What is an acoustic neuroma (vestibular schwannoma)?
An acoustic neuroma is a noncancerous tumor that grows on the vestibular nerve, which connects the inner ear to the brain. This nerve sends hearing and balance information to the brain. As the tumor grows, it can disrupt those functions and facial movement and sensation, in some cases.
Acoustic neuromas are rare, affecting one in 100,000 people in the United States each year. These tumors are usually diagnosed in adults in one ear and are not hereditary. Vestibular schwannomas are similar to acoustic neuromas but are rarer still. They can affect both ears or be associated with other benign growths in connection with a genetic disease called neurofibromatosis-2. The tumors usually grow slowly.
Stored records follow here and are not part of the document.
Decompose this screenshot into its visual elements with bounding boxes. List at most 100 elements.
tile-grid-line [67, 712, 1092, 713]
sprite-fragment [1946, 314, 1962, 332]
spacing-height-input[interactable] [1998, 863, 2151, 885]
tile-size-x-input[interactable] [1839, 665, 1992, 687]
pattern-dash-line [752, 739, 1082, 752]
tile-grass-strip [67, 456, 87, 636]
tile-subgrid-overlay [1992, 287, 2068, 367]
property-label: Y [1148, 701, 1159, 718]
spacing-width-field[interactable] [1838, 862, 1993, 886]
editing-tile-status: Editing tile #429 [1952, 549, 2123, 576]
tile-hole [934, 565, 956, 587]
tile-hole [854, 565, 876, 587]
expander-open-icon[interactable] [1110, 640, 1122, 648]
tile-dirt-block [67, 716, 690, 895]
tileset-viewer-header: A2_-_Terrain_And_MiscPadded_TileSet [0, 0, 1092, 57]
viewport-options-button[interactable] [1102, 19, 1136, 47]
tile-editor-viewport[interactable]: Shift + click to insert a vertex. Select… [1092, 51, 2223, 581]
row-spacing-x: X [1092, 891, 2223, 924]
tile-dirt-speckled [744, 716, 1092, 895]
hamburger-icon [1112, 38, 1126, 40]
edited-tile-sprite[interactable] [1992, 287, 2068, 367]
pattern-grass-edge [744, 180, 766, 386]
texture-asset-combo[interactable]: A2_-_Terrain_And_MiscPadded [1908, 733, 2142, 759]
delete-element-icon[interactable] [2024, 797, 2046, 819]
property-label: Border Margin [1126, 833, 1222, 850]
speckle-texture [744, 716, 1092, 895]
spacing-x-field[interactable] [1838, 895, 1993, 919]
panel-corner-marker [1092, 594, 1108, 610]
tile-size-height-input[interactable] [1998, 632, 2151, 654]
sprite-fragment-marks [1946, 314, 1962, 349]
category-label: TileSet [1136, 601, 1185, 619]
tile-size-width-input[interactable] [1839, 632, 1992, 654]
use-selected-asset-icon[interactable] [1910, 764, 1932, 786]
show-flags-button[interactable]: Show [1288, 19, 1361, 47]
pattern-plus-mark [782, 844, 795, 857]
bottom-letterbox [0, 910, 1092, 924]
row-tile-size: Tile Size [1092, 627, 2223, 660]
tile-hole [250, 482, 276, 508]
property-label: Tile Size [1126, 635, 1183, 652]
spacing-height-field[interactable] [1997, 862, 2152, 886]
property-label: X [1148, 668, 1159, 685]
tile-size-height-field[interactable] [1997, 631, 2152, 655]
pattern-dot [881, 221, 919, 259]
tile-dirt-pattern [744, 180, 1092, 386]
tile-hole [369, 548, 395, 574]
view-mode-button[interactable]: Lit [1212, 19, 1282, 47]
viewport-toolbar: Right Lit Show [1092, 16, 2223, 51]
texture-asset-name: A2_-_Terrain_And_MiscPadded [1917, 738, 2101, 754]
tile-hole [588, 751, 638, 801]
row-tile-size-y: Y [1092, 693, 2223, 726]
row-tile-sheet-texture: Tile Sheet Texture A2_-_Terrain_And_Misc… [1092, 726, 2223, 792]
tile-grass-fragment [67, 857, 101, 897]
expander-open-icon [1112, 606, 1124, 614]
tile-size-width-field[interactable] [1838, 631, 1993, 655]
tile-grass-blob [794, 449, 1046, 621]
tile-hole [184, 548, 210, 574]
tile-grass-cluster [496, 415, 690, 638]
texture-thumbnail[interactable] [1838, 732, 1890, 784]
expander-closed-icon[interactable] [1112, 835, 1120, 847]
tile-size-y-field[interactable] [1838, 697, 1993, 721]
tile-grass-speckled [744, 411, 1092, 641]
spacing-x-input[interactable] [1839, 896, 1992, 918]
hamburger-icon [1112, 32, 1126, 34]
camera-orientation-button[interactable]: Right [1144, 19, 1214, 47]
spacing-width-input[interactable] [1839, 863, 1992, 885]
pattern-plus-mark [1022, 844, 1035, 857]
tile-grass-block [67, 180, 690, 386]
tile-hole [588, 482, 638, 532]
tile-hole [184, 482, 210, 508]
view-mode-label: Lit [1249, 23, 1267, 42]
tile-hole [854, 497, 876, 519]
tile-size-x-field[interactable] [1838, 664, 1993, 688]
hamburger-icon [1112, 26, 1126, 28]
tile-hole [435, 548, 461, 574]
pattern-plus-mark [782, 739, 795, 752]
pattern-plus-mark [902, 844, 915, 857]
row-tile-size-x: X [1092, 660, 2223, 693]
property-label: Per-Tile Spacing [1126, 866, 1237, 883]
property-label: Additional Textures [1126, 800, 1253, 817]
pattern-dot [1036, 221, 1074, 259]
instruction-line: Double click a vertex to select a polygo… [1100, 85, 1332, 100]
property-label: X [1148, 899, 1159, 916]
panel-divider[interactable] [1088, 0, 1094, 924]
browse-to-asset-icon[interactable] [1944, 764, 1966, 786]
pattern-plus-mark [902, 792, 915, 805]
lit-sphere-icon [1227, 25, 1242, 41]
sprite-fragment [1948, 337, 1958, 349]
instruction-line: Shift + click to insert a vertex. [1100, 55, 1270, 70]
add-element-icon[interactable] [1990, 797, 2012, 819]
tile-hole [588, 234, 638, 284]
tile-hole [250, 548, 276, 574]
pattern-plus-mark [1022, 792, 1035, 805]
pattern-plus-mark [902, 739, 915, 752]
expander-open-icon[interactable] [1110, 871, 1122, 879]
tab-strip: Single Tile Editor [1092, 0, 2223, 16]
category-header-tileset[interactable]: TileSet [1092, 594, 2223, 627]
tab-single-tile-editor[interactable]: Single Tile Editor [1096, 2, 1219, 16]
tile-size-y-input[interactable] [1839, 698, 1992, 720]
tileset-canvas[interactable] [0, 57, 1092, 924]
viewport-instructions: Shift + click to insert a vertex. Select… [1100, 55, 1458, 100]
Diagram of an acoustic neuroma
Left: This cross-section diagram of the skull base shows a small acoustic neuroma (vestibular schwannoma) on the right side of the head. The tumor develops on the vestibular nerve, which sends hearing and balance information from the inner ear to the brain. The tumor's volume fills the inner bony ear canal (internal auditory canal) and extends to the trigeminal nerve, regulating facial movement and feeling.
Right: When the acoustic neuroma grows larger, as shown here, it enters the space between the inner ear canal and brainstem. This large tumor pushes on the brainstem, cerebellum, and trigeminal nerve, affecting facial functions.